Since the invasion of Iraq turned sour, public support for forceful American involvement in world affairs has hemorrhaged.

A 2005 Pew Center poll found that 42 percent of Americans agreed with the statement that “the U.S. should mind its own business internationally, and let other countries get along the best they can on their own.” It was the highest figure in over 40 years of polling on that question.

In a 2006 German Marshall Fund poll, 64 percent of Republicans agreed that the U.S. should “help establish democracy in other countries,” but only 35 percent of Democrats shared that view.

Such a finding, Peter Beinart wrote in last week’s Time magazine, suggests that “grass-roots Democrats are not in a missionary mood.”

Nor are America’s traditional allies. Exulting in the midterm-election results last November, Simon Jenkins, a columnist with the left-of-center Guardian in London, expressed delight that “a wretched era of American intervention has come to an end.”

But when did this era begin?
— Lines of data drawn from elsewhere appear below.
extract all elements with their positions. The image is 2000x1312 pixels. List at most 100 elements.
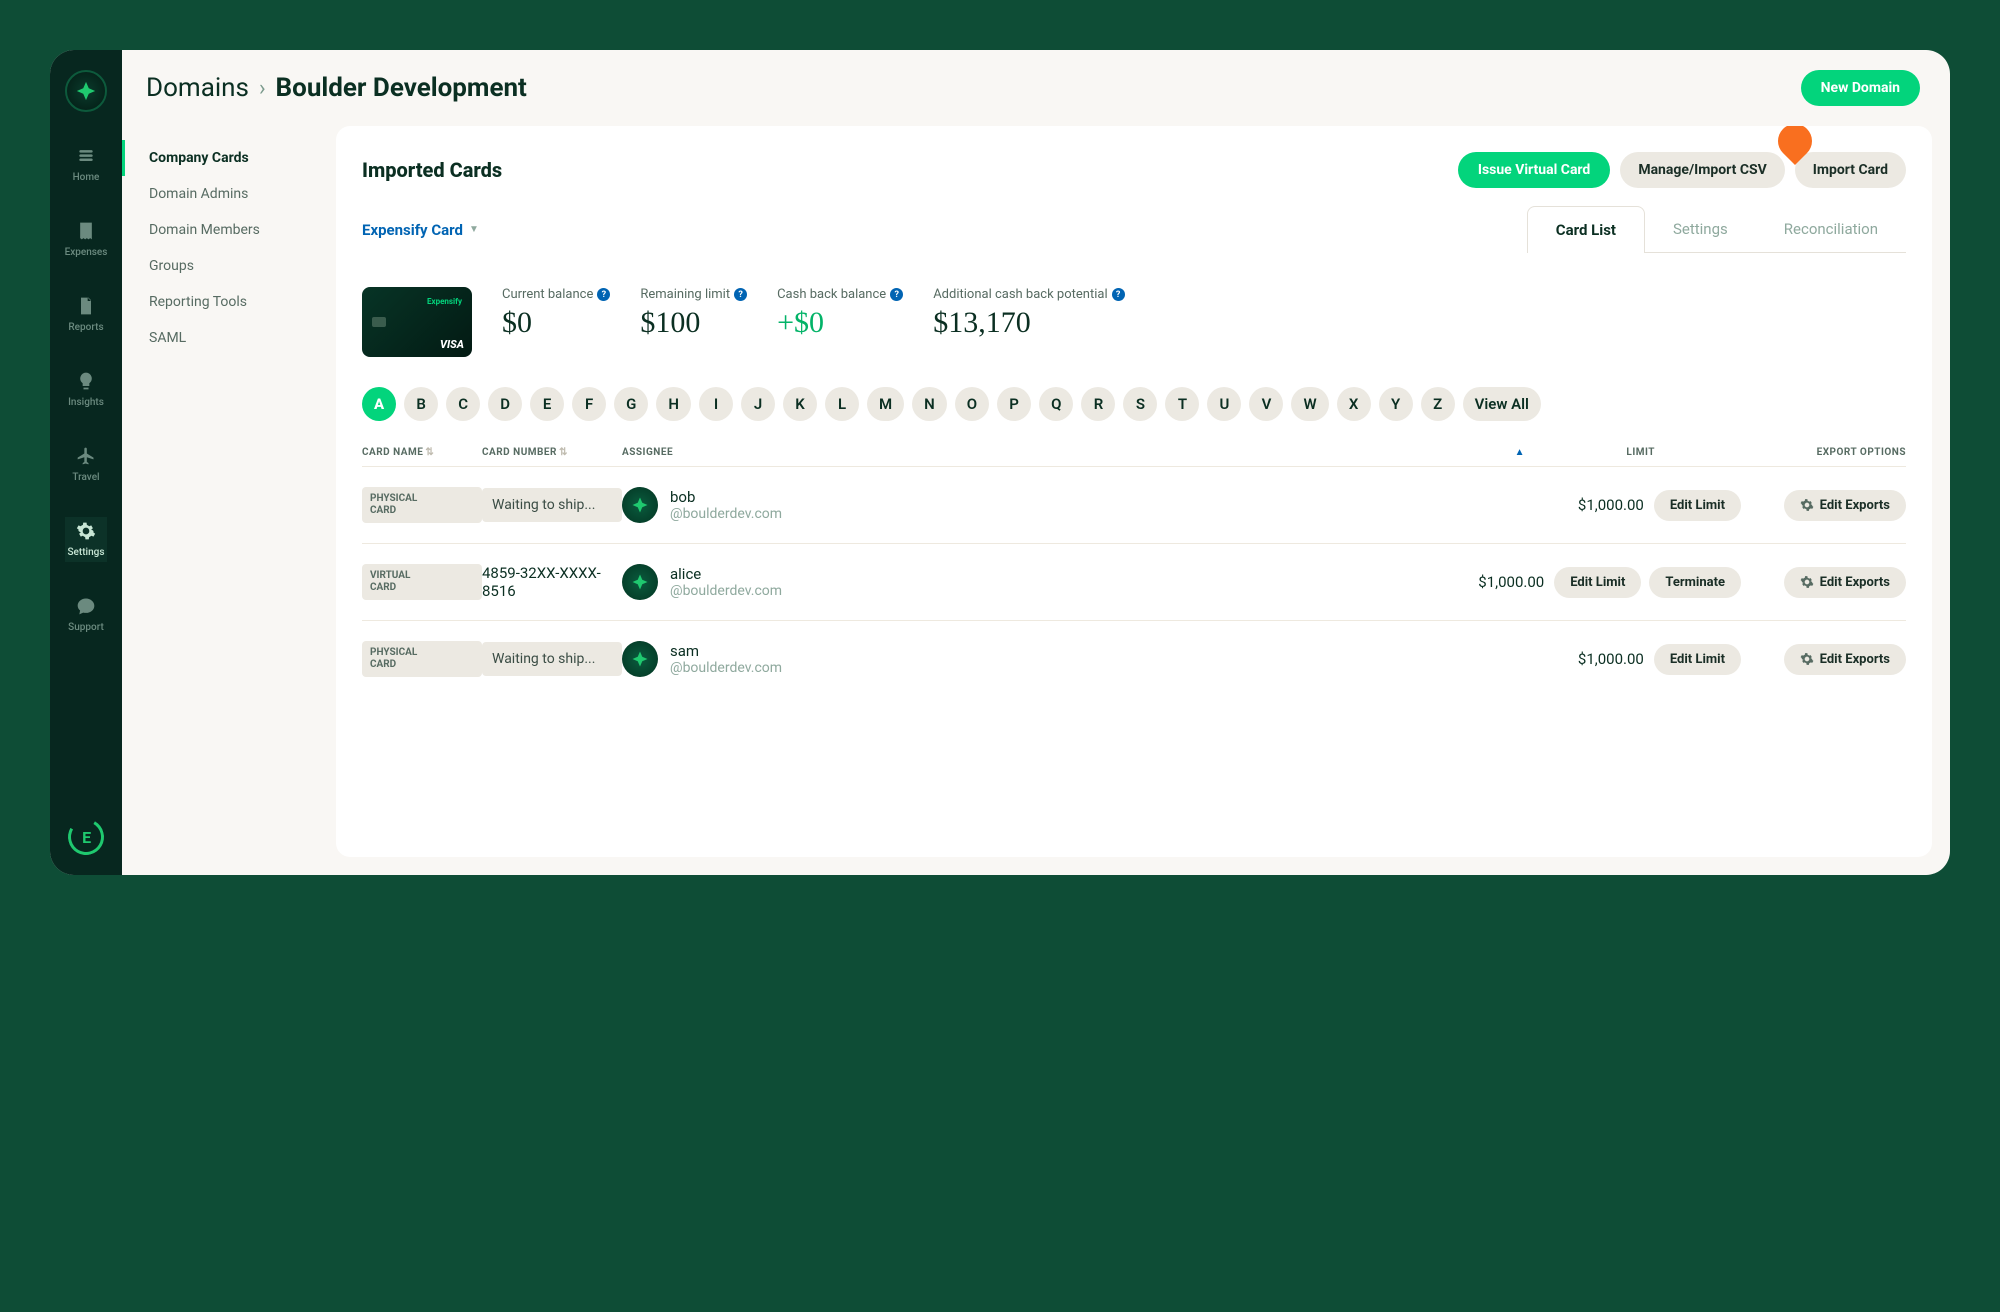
row-actions: Edit Limit Terminate	[1544, 567, 1751, 598]
caret-down-icon: ▼	[469, 224, 479, 235]
manage-import-csv-button[interactable]: Manage/Import CSV	[1620, 152, 1784, 188]
alpha-view-all[interactable]: View All	[1463, 387, 1541, 421]
rail-home[interactable]: Home	[65, 142, 108, 187]
card-art-network: VISA	[440, 338, 464, 351]
alpha-chip-t[interactable]: T	[1165, 387, 1199, 421]
expensify-e-logo[interactable]: E	[64, 815, 108, 859]
stat-label: Remaining limit	[640, 287, 730, 302]
brand-logo[interactable]	[65, 70, 107, 112]
alpha-chip-y[interactable]: Y	[1379, 387, 1413, 421]
rail-settings[interactable]: Settings	[65, 517, 108, 562]
limit-value: $1,000.00	[1444, 573, 1544, 591]
left-rail: Home Expenses Reports Insights Travel Se…	[50, 50, 122, 875]
col-assignee[interactable]: ASSIGNEE▲	[622, 447, 1555, 458]
card-feed-select[interactable]: Expensify Card ▼	[362, 221, 479, 239]
alpha-chip-a[interactable]: A	[362, 387, 396, 421]
col-card-name[interactable]: CARD NAME⇅	[362, 447, 482, 458]
edit-exports-button[interactable]: Edit Exports	[1784, 567, 1906, 598]
col-card-number[interactable]: CARD NUMBER⇅	[482, 447, 622, 458]
alpha-chip-e[interactable]: E	[530, 387, 564, 421]
alpha-chip-r[interactable]: R	[1081, 387, 1115, 421]
gear-icon	[1800, 575, 1814, 589]
card-type-badge: PHYSICALCARD	[362, 487, 482, 523]
stat-remaining-limit: Remaining limit? $100	[640, 287, 747, 340]
rail-insights[interactable]: Insights	[65, 367, 108, 412]
info-icon[interactable]: ?	[890, 288, 903, 301]
edit limit-button[interactable]: Edit Limit	[1554, 567, 1641, 598]
tab-settings[interactable]: Settings	[1645, 206, 1756, 253]
assignee: sam@boulderdev.com	[622, 641, 1544, 677]
alpha-chip-x[interactable]: X	[1337, 387, 1371, 421]
alpha-chip-g[interactable]: G	[614, 387, 648, 421]
chip-icon	[372, 317, 386, 327]
edit limit-button[interactable]: Edit Limit	[1654, 644, 1741, 675]
breadcrumb-root[interactable]: Domains	[146, 73, 249, 103]
assignee-name: bob	[670, 488, 782, 506]
tab-reconciliation[interactable]: Reconciliation	[1756, 206, 1906, 253]
rail-expenses[interactable]: Expenses	[65, 217, 108, 262]
alpha-chip-w[interactable]: W	[1291, 387, 1328, 421]
table-body: PHYSICALCARDWaiting to ship...bob@boulde…	[362, 466, 1906, 697]
rail-items: Home Expenses Reports Insights Travel Se…	[65, 142, 108, 637]
alpha-chip-o[interactable]: O	[955, 387, 989, 421]
snav-reporting-tools[interactable]: Reporting Tools	[122, 284, 336, 320]
stats-row: Expensify VISA Current balance? $0 Remai…	[362, 261, 1906, 387]
alpha-chip-k[interactable]: K	[783, 387, 817, 421]
rail-label: Home	[73, 172, 100, 183]
chevron-right-icon: ›	[259, 76, 266, 101]
snav-domain-members[interactable]: Domain Members	[122, 212, 336, 248]
edit-exports-button[interactable]: Edit Exports	[1784, 490, 1906, 521]
compass-icon	[631, 650, 649, 668]
assignee-email: @boulderdev.com	[670, 583, 782, 599]
alpha-chip-z[interactable]: Z	[1421, 387, 1455, 421]
alpha-chip-h[interactable]: H	[656, 387, 691, 421]
info-icon[interactable]: ?	[597, 288, 610, 301]
edit-exports-button[interactable]: Edit Exports	[1784, 644, 1906, 675]
new-domain-button[interactable]: New Domain	[1801, 70, 1920, 106]
import-card-button[interactable]: Import Card	[1795, 152, 1906, 188]
alpha-chip-v[interactable]: V	[1249, 387, 1283, 421]
issue-virtual-card-button[interactable]: Issue Virtual Card	[1458, 152, 1610, 188]
snav-domain-admins[interactable]: Domain Admins	[122, 176, 336, 212]
snav-company-cards[interactable]: Company Cards	[122, 140, 336, 176]
terminate-button[interactable]: Terminate	[1649, 567, 1741, 598]
alpha-chip-q[interactable]: Q	[1039, 387, 1073, 421]
alpha-chip-n[interactable]: N	[912, 387, 947, 421]
stat-value: $100	[640, 306, 747, 340]
stack-icon	[76, 146, 96, 166]
compass-icon	[631, 496, 649, 514]
tab-card-list[interactable]: Card List	[1527, 206, 1645, 253]
rail-reports[interactable]: Reports	[65, 292, 108, 337]
subrow: Expensify Card ▼ Card List Settings Reco…	[362, 206, 1906, 253]
info-icon[interactable]: ?	[734, 288, 747, 301]
avatar	[622, 487, 658, 523]
col-limit[interactable]: LIMIT	[1555, 447, 1655, 458]
snav-groups[interactable]: Groups	[122, 248, 336, 284]
card-art: Expensify VISA	[362, 287, 472, 357]
snav-saml[interactable]: SAML	[122, 320, 336, 356]
alpha-chip-s[interactable]: S	[1123, 387, 1157, 421]
panel-header: Imported Cards Issue Virtual Card Manage…	[362, 152, 1906, 188]
alpha-chip-j[interactable]: J	[741, 387, 775, 421]
rail-support[interactable]: Support	[65, 592, 108, 637]
alpha-chip-b[interactable]: B	[404, 387, 438, 421]
alpha-chip-f[interactable]: F	[572, 387, 606, 421]
alpha-chip-m[interactable]: M	[867, 387, 904, 421]
alpha-chip-l[interactable]: L	[825, 387, 859, 421]
gear-icon	[1800, 498, 1814, 512]
edit limit-button[interactable]: Edit Limit	[1654, 490, 1741, 521]
alpha-chip-d[interactable]: D	[488, 387, 522, 421]
card-select-label: Expensify Card	[362, 221, 463, 239]
table-row: PHYSICALCARDWaiting to ship...sam@boulde…	[362, 620, 1906, 697]
alpha-chip-u[interactable]: U	[1207, 387, 1241, 421]
rail-travel[interactable]: Travel	[65, 442, 108, 487]
col-export[interactable]: EXPORT OPTIONS	[1751, 447, 1906, 458]
table-row: PHYSICALCARDWaiting to ship...bob@boulde…	[362, 466, 1906, 543]
sort-asc-icon: ▲	[1515, 447, 1525, 458]
table-row: VIRTUALCARD4859-32XX-XXXX-8516alice@boul…	[362, 543, 1906, 620]
info-icon[interactable]: ?	[1112, 288, 1125, 301]
rail-footer: E	[68, 819, 104, 855]
alpha-chip-c[interactable]: C	[446, 387, 480, 421]
alpha-chip-p[interactable]: P	[997, 387, 1031, 421]
alpha-chip-i[interactable]: I	[699, 387, 733, 421]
Did its wretchedness include the interventions that forced the Serbs to the negotiating table for the Dayton Accords, that stopped the mass murder of Kosovars, and that drove the Taliban from power in Afghanistan?

Do the apocalyptic death tolls in Rwanda and Darfur not provide grim proof of the wretchedness of inaction?

Three weeks after the terrorist attacks of Sept. 11, Prime Minister Tony Blair—a more articulate advocate of Western intervention than anyone in the Bush administration—addressed the British Labor Party’s national conference. In his speech, he urged his listeners not to turn from the idea of engagement with the world, but to push harder for change:

 “The starving, the wretched, the dispossessed, the ignorant, those living in want and squalor from the deserts of Northern Africa to the slums of Gaza, to the mountain ranges of Afghanistan: They too are our cause,” Mr. Blair said.

 “This is a moment to seize. The kaleidoscope has been shaken. The pieces are in flux. Soon they will settle again. Before they do, let us re-order this world around us.”

The pieces have settled now. Mr. Blair is expected to announce his resignation next month, his legacy wrecked by Iraq. Mr. Bush has fared little better.

The tragedy of Iraq doesn’t begin and end on the streets of Baghdad or Ramadi or Najaf. The manifold failures there have also doomed the possibility of meaningful Western intervention elsewhere anytime soon.

That is something that dictators will have cause to celebrate, and those they oppress will have cause to mourn, many times in the years ahead.